Our recent study show that andrographolide concentrations of 22 μg/kg and 55 μg/kg markedly lowered the mortality rate in mice challenged with ADP (700 mg/kg) from 90% to 60%, respectively, indicating that andrographolide effectively prevents thromboembolism (Table 1) [120]. Suo et al. [140] investigated the pharmacokinetics of andrographolide (10 mg/kg, i.v.) in rats and observed that the blood concentration of andrographolide was approximately 11 μg/mL (approximately 30 μM). Moreover, administering andrographolide causes no cytotoxic effects on platelets at concentrations between 35 and 150 mM [15]. Therefore, andrographolide is recommended to be clinically tested as a pharmaceutical agent.

tab1
Table 1: Effect of andrographolide on mortality of acute pulmonary thrombosis caused by intravenous injection of ADP in experimental mice.
tab2
Table 2: Dosage and toxicity of Andrographis paniculata and its major natural product andrographolide.

5. Conclusion

Andrographolide, which exhibits notable pharmacological activities (Table 3), has attracted the interest of numerous researchers.
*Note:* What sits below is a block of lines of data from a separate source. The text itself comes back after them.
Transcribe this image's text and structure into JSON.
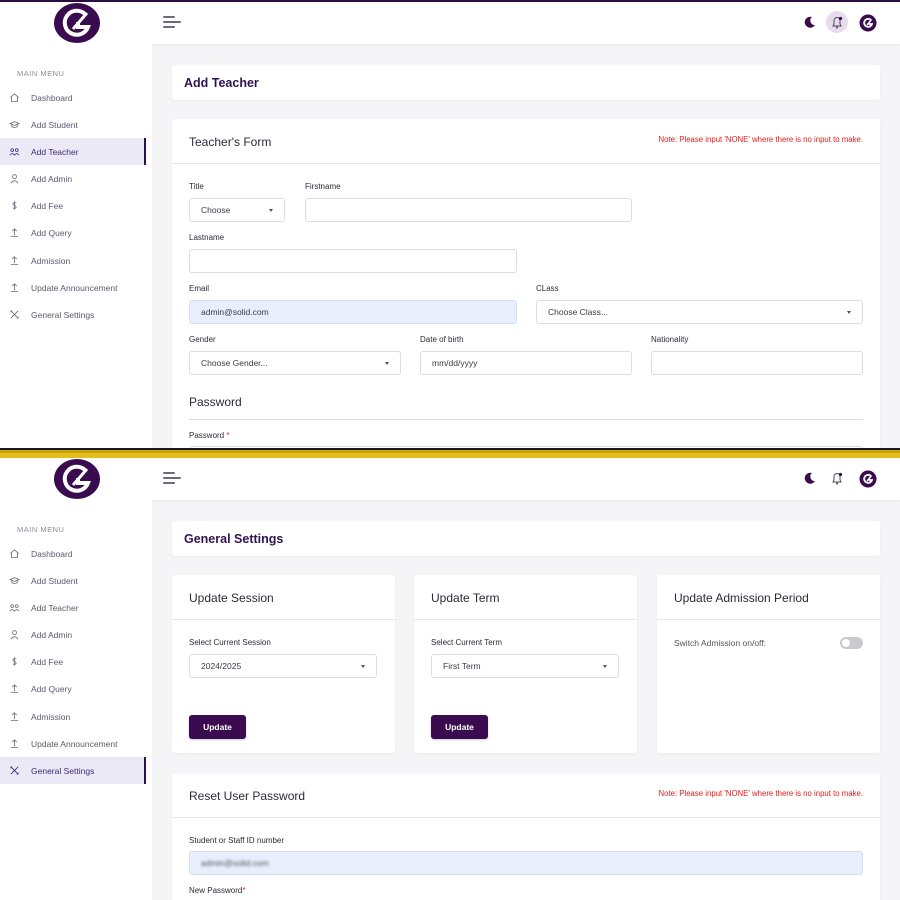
{
  "colors": {
    "brand": "#2e0f47",
    "accent": "#3a0c4f",
    "note": "#e31b1b",
    "active_bg": "#ece9f7",
    "filled_input": "#e8eefc"
  },
  "sidebar": {
    "menu_title": "MAIN MENU",
    "items": [
      {
        "label": "Dashboard",
        "icon": "home-icon"
      },
      {
        "label": "Add Student",
        "icon": "graduation-cap-icon"
      },
      {
        "label": "Add Teacher",
        "icon": "teacher-icon"
      },
      {
        "label": "Add Admin",
        "icon": "user-icon"
      },
      {
        "label": "Add Fee",
        "icon": "dollar-icon"
      },
      {
        "label": "Add Query",
        "icon": "upload-icon"
      },
      {
        "label": "Admission",
        "icon": "upload-icon"
      },
      {
        "label": "Update Announcement",
        "icon": "upload-icon"
      },
      {
        "label": "General Settings",
        "icon": "tools-icon"
      }
    ]
  },
  "screen1": {
    "active_item": "Add Teacher",
    "page_title": "Add Teacher",
    "form_title": "Teacher's Form",
    "note": "Note: Please input 'NONE' where there is no input to make.",
    "fields": {
      "title": {
        "label": "Title",
        "value": "Choose"
      },
      "firstname": {
        "label": "Firstname",
        "value": ""
      },
      "lastname": {
        "label": "Lastname",
        "value": ""
      },
      "email": {
        "label": "Email",
        "value": "admin@solid.com"
      },
      "class": {
        "label": "CLass",
        "value": "Choose Class..."
      },
      "gender": {
        "label": "Gender",
        "value": "Choose Gender..."
      },
      "dob": {
        "label": "Date of birth",
        "value": "mm/dd/yyyy"
      },
      "nationality": {
        "label": "Nationality",
        "value": ""
      }
    },
    "password_section": "Password",
    "password_label": "Password",
    "required_mark": "*"
  },
  "screen2": {
    "active_item": "General Settings",
    "page_title": "General Settings",
    "session": {
      "title": "Update Session",
      "label": "Select Current Session",
      "value": "2024/2025",
      "button": "Update"
    },
    "term": {
      "title": "Update Term",
      "label": "Select Current Term",
      "value": "First Term",
      "button": "Update"
    },
    "admission": {
      "title": "Update Admission Period",
      "label": "Switch Admission on/off:",
      "state": "off"
    },
    "reset": {
      "title": "Reset User Password",
      "note": "Note: Please input 'NONE' where there is no input to make.",
      "id_label": "Student or Staff ID number",
      "id_value": "admin@solid.com",
      "new_password_label": "New Password",
      "required_mark": "*"
    }
  }
}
Because of its rational activity, numerous andrographolide derivatives have been synthesized for the development of biological activities. Thus, this paper summarizes various experimental and clinical pharmacological activities of andrographolide, such as those that are antioxidant, anti-inflammatory, anticancer, antimicrobial and parasitic, hepatoprotective, antihyperglycemic, and antihypoglycemic. Evidence from clinical studies suggests that andrographolide reduces HIV symptoms, uncomplicated upper respiratory tract infections, including sinusitis and the common cold, and rheumatoid arthritis. Nevertheless, summarizing the effects on cardiovascular disease, NF-κB, and platelet activation of this natural product is worthy of review, and additional studies must be conducted to confirm the toxicological properties of this novel molecule before taking place in clinical studies in patients. This summary offers pharmaceutical chemists and plant scientists additional thoughts for drug discovery. The combined drug discovery of andrographolide analogues will likely transform them into an effective assemblage of inflammation and cancer treatment in the future.

tab3
Table 3: Experimental and clinical pharmacology of Andrographis paniculata and its major phytoconstituent andrographolide.